CRASH: canu::Execution::submitOrRunParallelJob("ecoli", "meryl", "correction/0-mercounts", "meryl-count", 1) called at /public/home/test3/app/canu-1.9/Linux-amd64/bin/../lib/site_perl/canu/Meryl.pm line 828
CRASH: canu::Meryl::merylCountCheck("ecoli", "cor") called at /public/home/test3/app/canu-1.9/Linux-amd64/bin/canu line 859
CRASH:
CRASH: Last 50 lines of the relevant log file (correction/0-mercounts/meryl-count.jobSubmit-01.out):
CRASH:
CRASH: qsub: submit error (Bad UID for job execution MSG=ruserok failed validating test3/test3 from node69)
Also, when I submitted jobs using useGrid=false, the "exec_host" will still show node number, does this mean the job is still executed on a node not the local machine? Or as long as the job was run on one same node, useGrid=false will work fine?
That error indicates your nodes aren't allowed to submit jobs themselves, this is a requirement for running Canu on the grid (see the FAQ). useGrid=false is the suggested workaround for grids that don't support this feature. See issue #104 for information on how to configure the Torque server to fix the error, assuming your admin allows this.
useGrid=false is meant to be run on the head node, not sure if it will work correctly on a compute node. It won't do heavy compute though and just update bookkeeping, check for job success, etc.

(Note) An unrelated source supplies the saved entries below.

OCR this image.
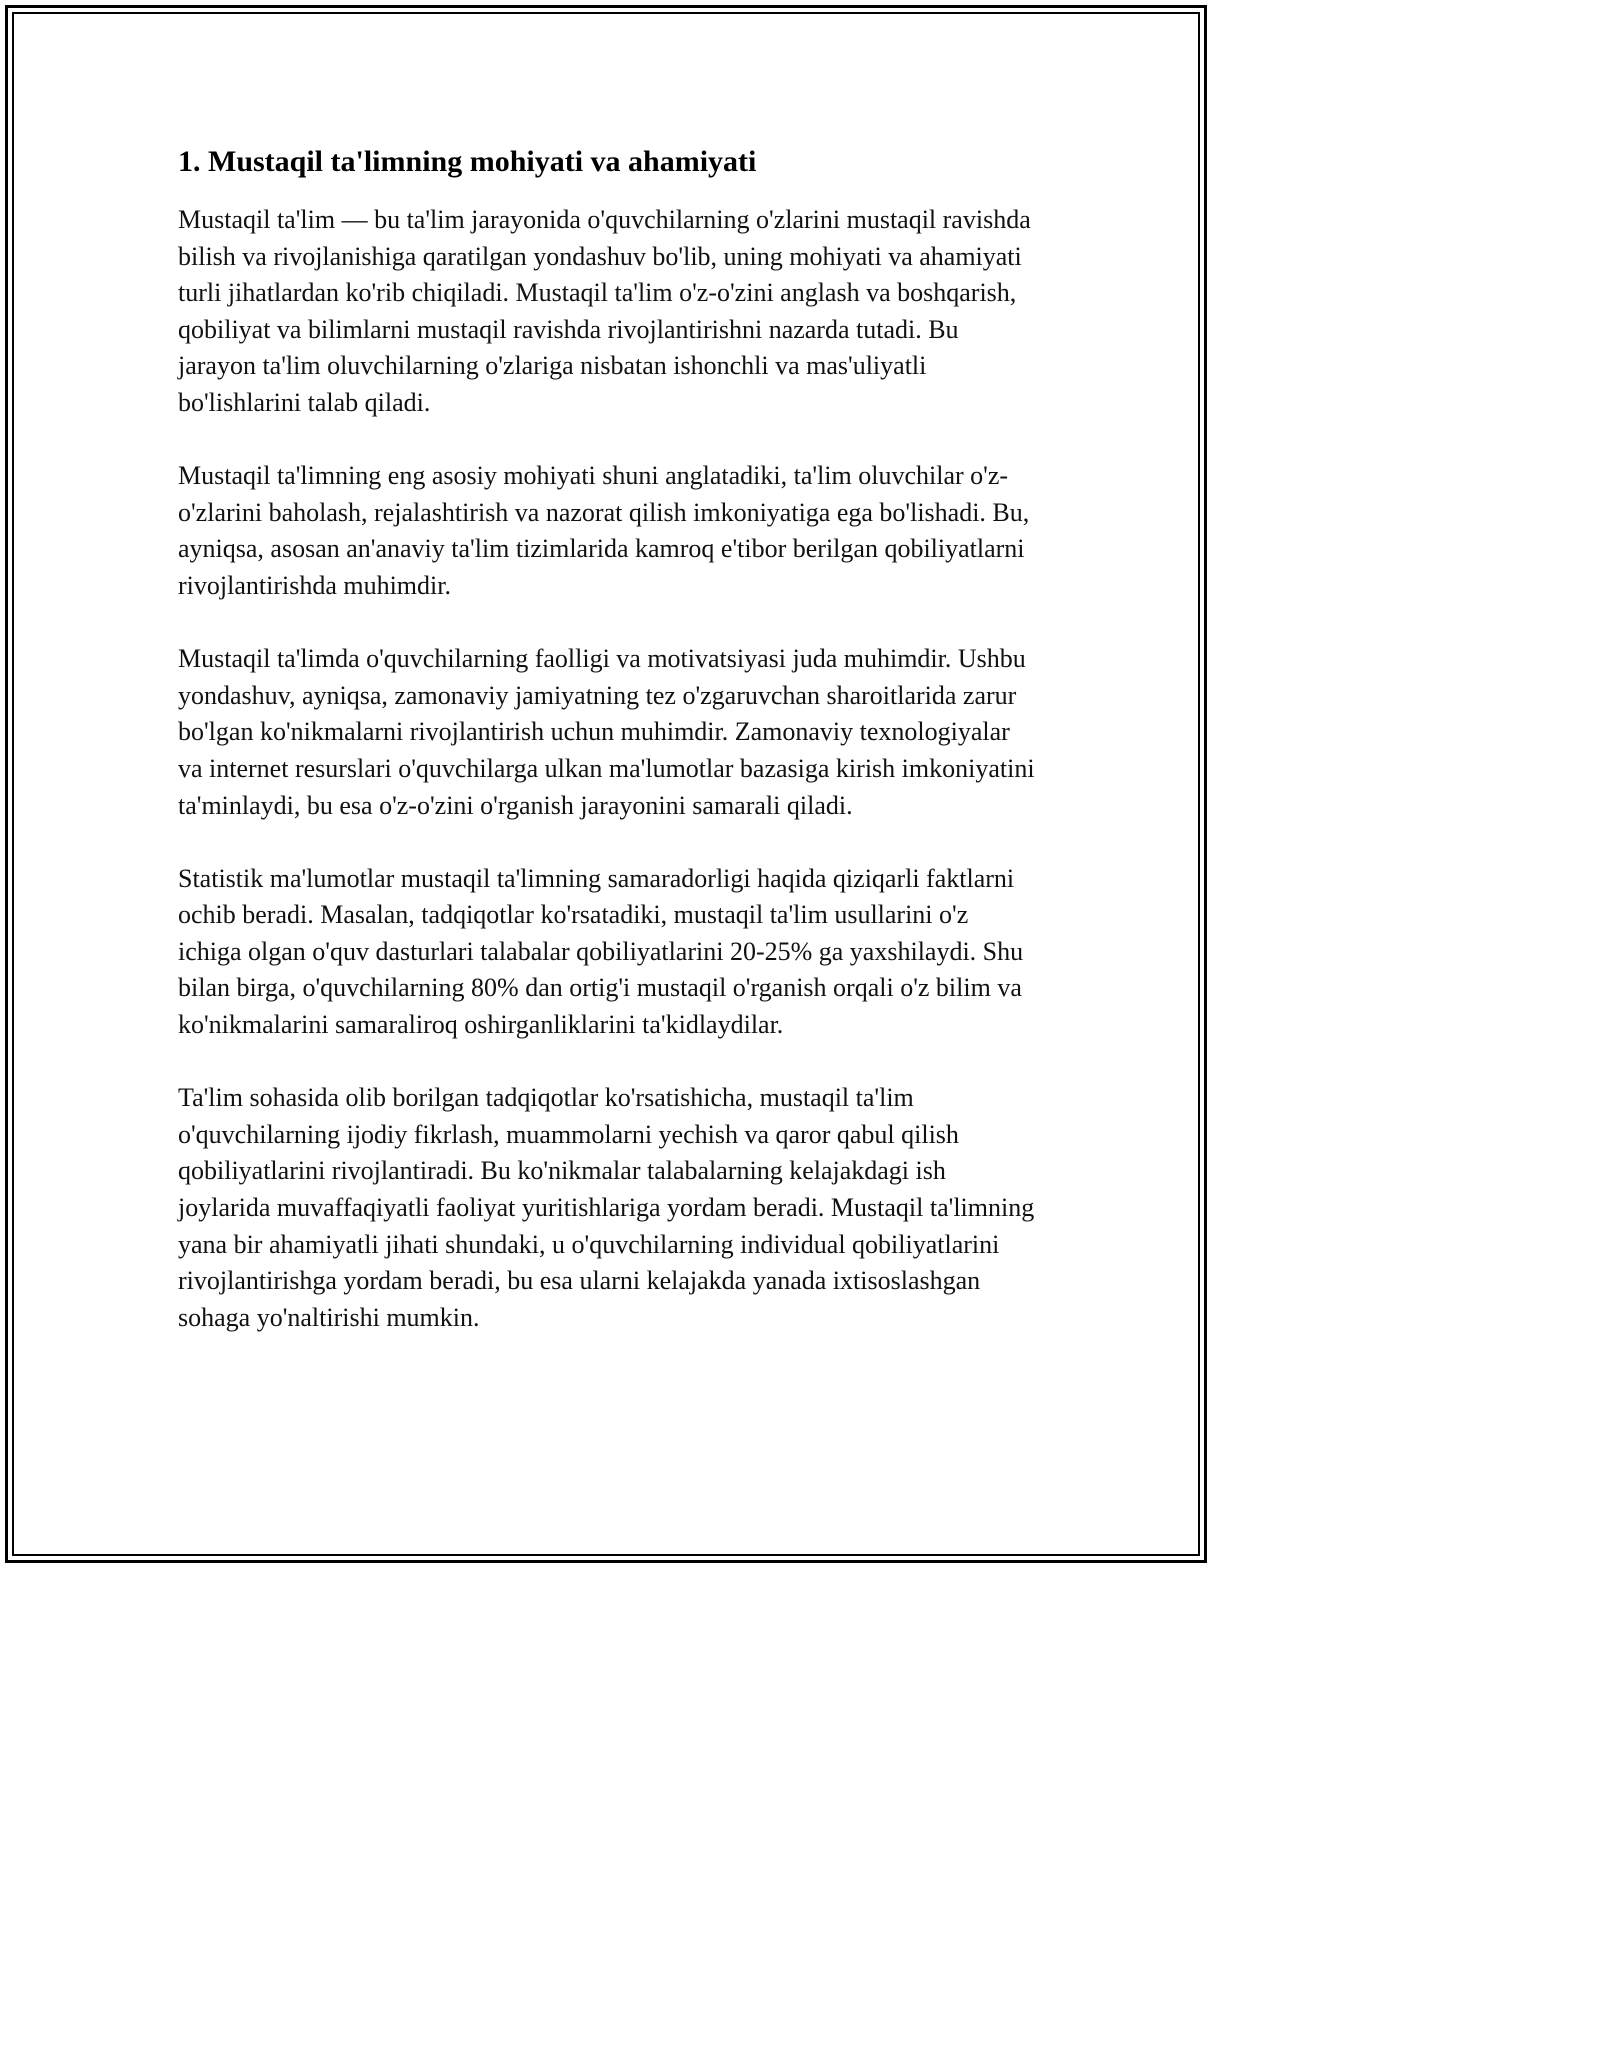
1. Mustaqil ta'limning mohiyati va ahamiyati

Mustaqil ta'lim — bu ta'lim jarayonida o'quvchilarning o'zlarini mustaqil ravishda bilish va rivojlanishiga qaratilgan yondashuv bo'lib, uning mohiyati va ahamiyati turli jihatlardan ko'rib chiqiladi. Mustaqil ta'lim o'z-o'zini anglash va boshqarish, qobiliyat va bilimlarni mustaqil ravishda rivojlantirishni nazarda tutadi. Bu jarayon ta'lim oluvchilarning o'zlariga nisbatan ishonchli va mas'uliyatli bo'lishlarini talab qiladi.

Mustaqil ta'limning eng asosiy mohiyati shuni anglatadiki, ta'lim oluvchilar o'z-o'zlarini baholash, rejalashtirish va nazorat qilish imkoniyatiga ega bo'lishadi. Bu, ayniqsa, asosan an'anaviy ta'lim tizimlarida kamroq e'tibor berilgan qobiliyatlarni rivojlantirishda muhimdir.

Mustaqil ta'limda o'quvchilarning faolligi va motivatsiyasi juda muhimdir. Ushbu yondashuv, ayniqsa, zamonaviy jamiyatning tez o'zgaruvchan sharoitlarida zarur bo'lgan ko'nikmalarni rivojlantirish uchun muhimdir. Zamonaviy texnologiyalar va internet resurslari o'quvchilarga ulkan ma'lumotlar bazasiga kirish imkoniyatini ta'minlaydi, bu esa o'z-o'zini o'rganish jarayonini samarali qiladi.

Statistik ma'lumotlar mustaqil ta'limning samaradorligi haqida qiziqarli faktlarni ochib beradi. Masalan, tadqiqotlar ko'rsatadiki, mustaqil ta'lim usullarini o'z ichiga olgan o'quv dasturlari talabalar qobiliyatlarini 20-25% ga yaxshilaydi. Shu bilan birga, o'quvchilarning 80% dan ortig'i mustaqil o'rganish orqali o'z bilim va ko'nikmalarini samaraliroq oshirganliklarini ta'kidlaydilar.

Ta'lim sohasida olib borilgan tadqiqotlar ko'rsatishicha, mustaqil ta'lim o'quvchilarning ijodiy fikrlash, muammolarni yechish va qaror qabul qilish qobiliyatlarini rivojlantiradi. Bu ko'nikmalar talabalarning kelajakdagi ish joylarida muvaffaqiyatli faoliyat yuritishlariga yordam beradi. Mustaqil ta'limning yana bir ahamiyatli jihati shundaki, u o'quvchilarning individual qobiliyatlarini rivojlantirishga yordam beradi, bu esa ularni kelajakda yanada ixtisoslashgan sohaga yo'naltirishi mumkin.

Hi, I was running canu with useGrid=remote as following
It stopped at running meryl-count.sh, so I ran meryl-count.sh manually, and then it stopped with the following feedback.
/public/home/test3/scsio/Nanopore/canu0803/correction/0-mercounts/meryl-count.sh: line 105: 146199 Killed /public/home/test3/app/canu-1.8/Linux-amd64/bin/meryl k=16 threads=7 memory=17 count segment=$jobid/01 ../../0803.seqStore output ./0803.$jobid.meryl.WORKING
Then, I modified the above command and ran as following:
/public/home/test3/app/canu-1.8/Linux-amd64/bin/meryl k=16 threads=28 memory=120 count segment=01/01 ../../0803.seqStore output ./0803.01.meryl.WORKING
It finished with no erro info and I did not know what to run next.
So I ran the first canu commandline again, and it gave me the following feedback.
Could you please give me some suggestions on this? Thank you so much!